Europe IN 250 words: ‘Bigger, faster & more’ for the few, or a better world for all? New Weather argues on the BBC the need for European coordination

From returning finance to useful economic and social purpose, to tackling climate change and reversing inequality, European-wide coordination is vital. The New Weather Institute argues the case here on the future of Europe on the BBC’s World Business Report.

The first 10 minutes of the programme are devoted to exploring how the fundamental challenges facing Europe have changed little since 1972 when Sicco Mansholt, then President of the European Commission, set a series of challenges facing Europe that are even more relevant today:

“Will the EEC become a powerful agent for improving living standards and opportunity in solidarity with less fortunate countries? Or will it remain a select inward-looking club of some of the world’s richest nations? Will it continue to produce ‘bigger, faster and more’ for ‘some’ to the detriment of the global environment and the welfare of the “rest”?”

The referendum debate is riddled with irony and contradiction. I’m probably not the only one to choke on hearing voices in the leave campaign, previously associated with an aggressive economic agenda, besotted with privatisation, suddenly discovering the cause of the NHS and trying to co-opt it for their campaign.  It’s similarly hard to swallow when those voices opine about sovereignty and the need to ‘take back control’ of our country, when the very same people are only to happy to give it away to the unaccountable power of footloose, global finance.  Their reality is not so much one of ‘Britain first,’ but ‘financial markets first.’ It’s world in which everything must be done to either pander or appease them.

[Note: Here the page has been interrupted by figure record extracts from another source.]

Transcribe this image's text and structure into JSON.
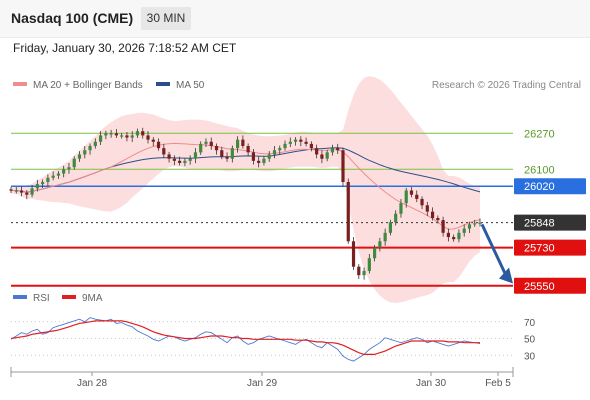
{
  "header": {
    "title": "Nasdaq 100 (CME)",
    "timeframe_label": "30 MIN",
    "datetime": "Friday, January 30, 2026 7:18:52 AM CET"
  },
  "legend": {
    "ma20_label": "MA 20 + Bollinger Bands",
    "ma20_color": "#f08c8c",
    "ma50_label": "MA 50",
    "ma50_color": "#2c4f8c",
    "credit": "Research © 2026 Trading Central"
  },
  "rsi_legend": {
    "rsi_label": "RSI",
    "rsi_color": "#4a78d0",
    "ma_label": "9MA",
    "ma_color": "#e02020"
  },
  "chart_data": [
    {
      "type": "candlestick",
      "title": "Nasdaq 100 (CME)",
      "x_ticks": [
        "Jan 28",
        "Jan 29",
        "Jan 30",
        "Feb 5"
      ],
      "ylim": [
        25530,
        26380
      ],
      "levels": [
        {
          "value": 26270,
          "label": "26270",
          "color": "#7ac142",
          "style": "thin"
        },
        {
          "value": 26100,
          "label": "26100",
          "color": "#7ac142",
          "style": "thin"
        },
        {
          "value": 26020,
          "label": "26020",
          "color": "#2a6fe0",
          "style": "pivot"
        },
        {
          "value": 25848,
          "label": "25848",
          "color": "#333333",
          "style": "last"
        },
        {
          "value": 25730,
          "label": "25730",
          "color": "#e01010",
          "style": "support"
        },
        {
          "value": 25550,
          "label": "25550",
          "color": "#e01010",
          "style": "support"
        }
      ],
      "arrow": {
        "from": 25840,
        "to": 25570,
        "color": "#2a5aa0"
      },
      "close_series": [
        26000,
        26000,
        25990,
        25980,
        26010,
        26030,
        26040,
        26060,
        26070,
        26080,
        26100,
        26110,
        26150,
        26170,
        26190,
        26210,
        26230,
        26260,
        26270,
        26270,
        26260,
        26260,
        26250,
        26260,
        26280,
        26260,
        26240,
        26230,
        26200,
        26170,
        26150,
        26140,
        26130,
        26140,
        26150,
        26180,
        26220,
        26230,
        26210,
        26190,
        26160,
        26150,
        26200,
        26240,
        26210,
        26180,
        26140,
        26130,
        26150,
        26170,
        26190,
        26200,
        26220,
        26230,
        26240,
        26230,
        26220,
        26200,
        26170,
        26150,
        26180,
        26200,
        26190,
        26040,
        25760,
        25640,
        25600,
        25620,
        25680,
        25730,
        25760,
        25800,
        25850,
        25890,
        25940,
        26000,
        25980,
        25960,
        25930,
        25900,
        25870,
        25860,
        25800,
        25780,
        25770,
        25800,
        25820,
        25840,
        25845,
        25848
      ]
    },
    {
      "type": "line",
      "title": "RSI",
      "yticks": [
        30,
        50,
        70
      ],
      "ylim": [
        10,
        90
      ],
      "series": [
        {
          "name": "RSI",
          "values": [
            49,
            53,
            57,
            55,
            59,
            61,
            55,
            57,
            63,
            65,
            67,
            69,
            71,
            73,
            70,
            75,
            73,
            72,
            71,
            73,
            68,
            69,
            66,
            64,
            59,
            56,
            53,
            49,
            47,
            50,
            53,
            52,
            49,
            47,
            49,
            51,
            55,
            58,
            57,
            53,
            49,
            45,
            51,
            53,
            47,
            43,
            45,
            49,
            51,
            53,
            51,
            49,
            47,
            45,
            43,
            47,
            49,
            45,
            41,
            39,
            45,
            41,
            37,
            29,
            25,
            23,
            27,
            31,
            37,
            41,
            45,
            51,
            49,
            47,
            45,
            47,
            49,
            51,
            49,
            45,
            47,
            45,
            43,
            41,
            43,
            45,
            47,
            46,
            45,
            44
          ]
        },
        {
          "name": "9MA",
          "values": [
            50,
            51,
            52,
            53,
            55,
            56,
            57,
            58,
            59,
            60,
            62,
            64,
            66,
            68,
            69,
            70,
            71,
            71,
            71,
            71,
            71,
            71,
            70,
            68,
            66,
            64,
            61,
            58,
            56,
            54,
            53,
            52,
            51,
            50,
            50,
            50,
            51,
            52,
            53,
            53,
            53,
            52,
            51,
            51,
            50,
            50,
            49,
            49,
            49,
            49,
            49,
            49,
            49,
            49,
            48,
            48,
            48,
            47,
            46,
            46,
            45,
            45,
            44,
            42,
            39,
            36,
            33,
            31,
            31,
            31,
            33,
            35,
            38,
            41,
            43,
            45,
            47,
            47,
            47,
            47,
            47,
            47,
            47,
            46,
            46,
            46,
            45,
            45,
            45,
            45
          ]
        }
      ]
    }
  ]
}
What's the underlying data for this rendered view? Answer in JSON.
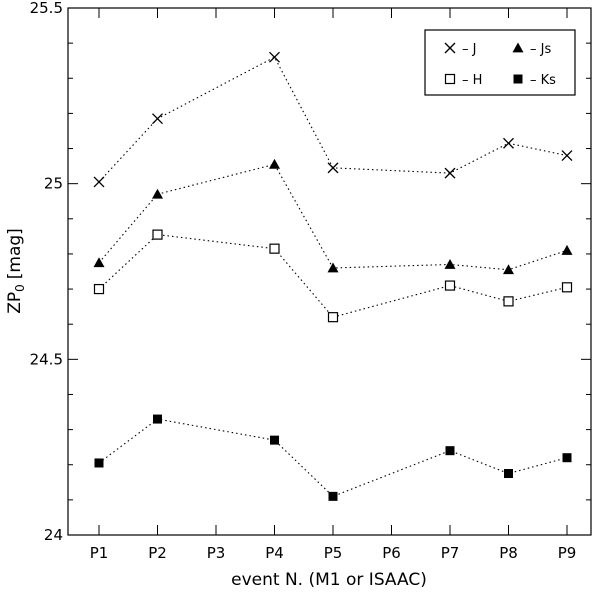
{
  "chart_data": {
    "type": "line",
    "title": "",
    "xlabel": "event N. (M1 or ISAAC)",
    "ylabel": "ZP",
    "ylabel_subscript": "0",
    "ylabel_unit": "[mag]",
    "categories": [
      "P1",
      "P2",
      "P3",
      "P4",
      "P5",
      "P6",
      "P7",
      "P8",
      "P9"
    ],
    "ylim": [
      24,
      25.5
    ],
    "yticks": [
      24,
      24.5,
      25,
      25.5
    ],
    "ytick_labels": [
      "24",
      "24.5",
      "25",
      "25.5"
    ],
    "legend_position": "top-right",
    "line_style": "dotted",
    "series": [
      {
        "name": "J",
        "marker": "cross",
        "x": [
          "P1",
          "P2",
          "P4",
          "P5",
          "P7",
          "P8",
          "P9"
        ],
        "values": [
          25.005,
          25.185,
          25.36,
          25.045,
          25.03,
          25.115,
          25.08
        ]
      },
      {
        "name": "Js",
        "marker": "triangle-filled",
        "x": [
          "P1",
          "P2",
          "P4",
          "P5",
          "P7",
          "P8",
          "P9"
        ],
        "values": [
          24.775,
          24.97,
          25.055,
          24.76,
          24.77,
          24.755,
          24.81
        ]
      },
      {
        "name": "H",
        "marker": "square-open",
        "x": [
          "P1",
          "P2",
          "P4",
          "P5",
          "P7",
          "P8",
          "P9"
        ],
        "values": [
          24.7,
          24.855,
          24.815,
          24.62,
          24.71,
          24.665,
          24.705
        ]
      },
      {
        "name": "Ks",
        "marker": "square-filled",
        "x": [
          "P1",
          "P2",
          "P4",
          "P5",
          "P7",
          "P8",
          "P9"
        ],
        "values": [
          24.205,
          24.33,
          24.27,
          24.11,
          24.24,
          24.175,
          24.22
        ]
      }
    ],
    "legend": {
      "dash": "–",
      "order": [
        "J",
        "Js",
        "H",
        "Ks"
      ]
    }
  }
}
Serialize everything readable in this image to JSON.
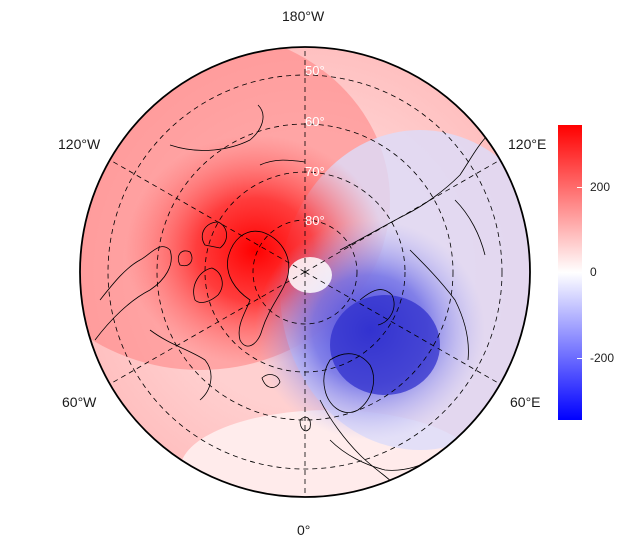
{
  "map": {
    "projection": "north-polar-stereographic",
    "longitude_labels": {
      "top": "180°W",
      "upper_left": "120°W",
      "upper_right": "120°E",
      "lower_left": "60°W",
      "lower_right": "60°E",
      "bottom": "0°"
    },
    "latitude_labels": [
      "50°",
      "60°",
      "70°",
      "80°"
    ],
    "field": {
      "positive_center_description": "strong positive anomaly over Greenland / Canadian Arctic",
      "negative_center_description": "strong negative anomaly over Scandinavia / Barents Sea"
    }
  },
  "colorbar": {
    "ticks": [
      "200",
      "0",
      "-200"
    ],
    "tick_values": [
      200,
      0,
      -200
    ],
    "range": [
      -340,
      340
    ],
    "colors": {
      "high": "#ff0000",
      "mid": "#ffffff",
      "low": "#0000ff"
    }
  }
}
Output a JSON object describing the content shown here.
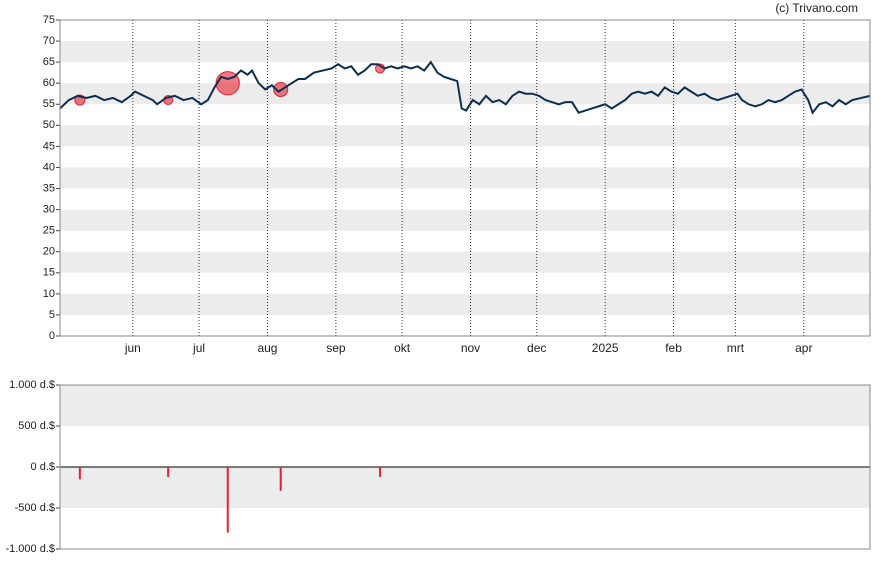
{
  "watermark": "(c) Trivano.com",
  "chart_data": [
    {
      "type": "line",
      "color": "#0d2f4f",
      "grid": true,
      "xlim": [
        1,
        368
      ],
      "xticks": [
        {
          "value": 34,
          "label": "jun"
        },
        {
          "value": 64,
          "label": "jul"
        },
        {
          "value": 95,
          "label": "aug"
        },
        {
          "value": 126,
          "label": "sep"
        },
        {
          "value": 156,
          "label": "okt"
        },
        {
          "value": 187,
          "label": "nov"
        },
        {
          "value": 217,
          "label": "dec"
        },
        {
          "value": 248,
          "label": "2025"
        },
        {
          "value": 279,
          "label": "feb"
        },
        {
          "value": 307,
          "label": "mrt"
        },
        {
          "value": 338,
          "label": "apr"
        }
      ],
      "ylim": [
        0,
        75
      ],
      "yticks": [
        0,
        5,
        10,
        15,
        20,
        25,
        30,
        35,
        40,
        45,
        50,
        55,
        60,
        65,
        70,
        75
      ],
      "x": [
        1,
        5,
        9,
        13,
        17,
        21,
        25,
        29,
        33,
        35,
        39,
        43,
        45,
        49,
        53,
        57,
        61,
        65,
        68,
        71,
        74,
        77,
        80,
        83,
        86,
        88,
        91,
        94,
        97,
        100,
        103,
        106,
        109,
        112,
        116,
        120,
        124,
        127,
        130,
        133,
        136,
        139,
        142,
        145,
        148,
        151,
        154,
        157,
        160,
        163,
        166,
        169,
        172,
        175,
        178,
        181,
        183,
        185,
        188,
        191,
        194,
        197,
        200,
        203,
        206,
        209,
        212,
        215,
        218,
        221,
        224,
        227,
        230,
        233,
        236,
        239,
        242,
        245,
        248,
        251,
        254,
        257,
        260,
        263,
        266,
        269,
        272,
        275,
        278,
        281,
        284,
        287,
        290,
        293,
        296,
        299,
        302,
        305,
        308,
        310,
        313,
        316,
        319,
        322,
        325,
        328,
        331,
        334,
        337,
        340,
        342,
        345,
        348,
        351,
        354,
        357,
        360,
        364,
        368
      ],
      "values": [
        54,
        56,
        57,
        56.5,
        57,
        56,
        56.5,
        55.5,
        57,
        58,
        57,
        56,
        55,
        56.5,
        57,
        56,
        56.5,
        55,
        56,
        59,
        61.5,
        61,
        61.5,
        63,
        62,
        63,
        60,
        58.5,
        59.5,
        58,
        59,
        60,
        61,
        61,
        62.5,
        63,
        63.5,
        64.5,
        63.5,
        64,
        62,
        63,
        64.5,
        64.5,
        63.5,
        64,
        63.5,
        64,
        63.5,
        64,
        63,
        65,
        62.5,
        61.5,
        61,
        60.5,
        54,
        53.5,
        56,
        55,
        57,
        55.5,
        56,
        55,
        57,
        58,
        57.5,
        57.5,
        57,
        56,
        55.5,
        55,
        55.5,
        55.5,
        53,
        53.5,
        54,
        54.5,
        55,
        54,
        55,
        56,
        57.5,
        58,
        57.5,
        58,
        57,
        59,
        58,
        57.5,
        59,
        58,
        57,
        57.5,
        56.5,
        56,
        56.5,
        57,
        57.5,
        56,
        55,
        54.5,
        55,
        56,
        55.5,
        56,
        57,
        58,
        58.5,
        56,
        53,
        55,
        55.5,
        54.5,
        56,
        55,
        56,
        56.5,
        57
      ],
      "markers": {
        "color": "#e8212e",
        "x": [
          10,
          50,
          77,
          101,
          146
        ],
        "values": [
          56,
          56,
          60,
          58.5,
          63.5
        ]
      }
    },
    {
      "type": "bar",
      "color": "#e8212e",
      "grid": true,
      "xlim": [
        1,
        368
      ],
      "x": [
        10,
        50,
        77,
        101,
        146
      ],
      "values": [
        -150,
        -120,
        -800,
        -290,
        -120
      ],
      "ylim": [
        -1000,
        1000
      ],
      "yticks": [
        {
          "value": -1000,
          "label": "-1.000 d.$"
        },
        {
          "value": -500,
          "label": "-500 d.$"
        },
        {
          "value": 0,
          "label": "0 d.$"
        },
        {
          "value": 500,
          "label": "500 d.$"
        },
        {
          "value": 1000,
          "label": "1.000 d.$"
        }
      ]
    }
  ]
}
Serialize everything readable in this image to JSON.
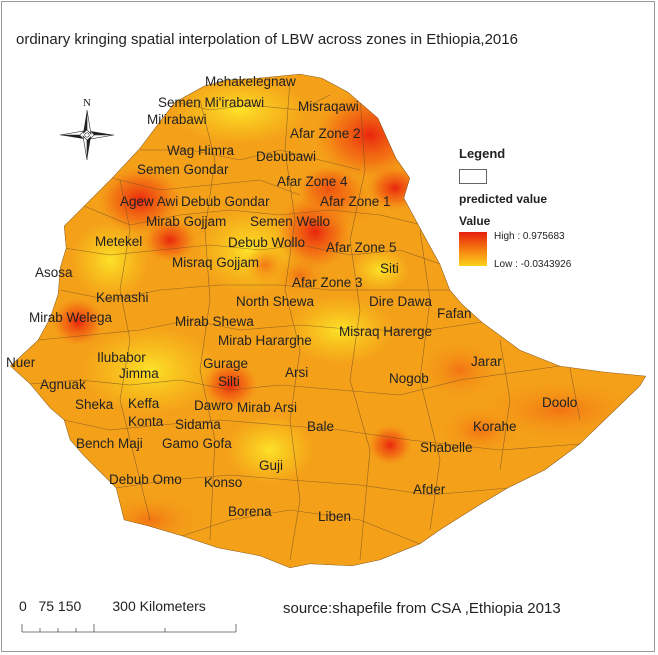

We still live with the economic and social consequences of the exorbitant privileges given to finance, which led to the 2007-2008 crash. Boris Johnson protected the City of London and fobbed off efforts toward re-regulation. Though imperfect, European banking regulators have consistently pushed a tougher line on new checks and balances for finance than those proposed in the UK. The European Banking Authority, a new watchdog body set up in 2011 and based in London, announced that if we vote to leave the EU, it will leave London, and us to the mercy of a government in the pocket of finance.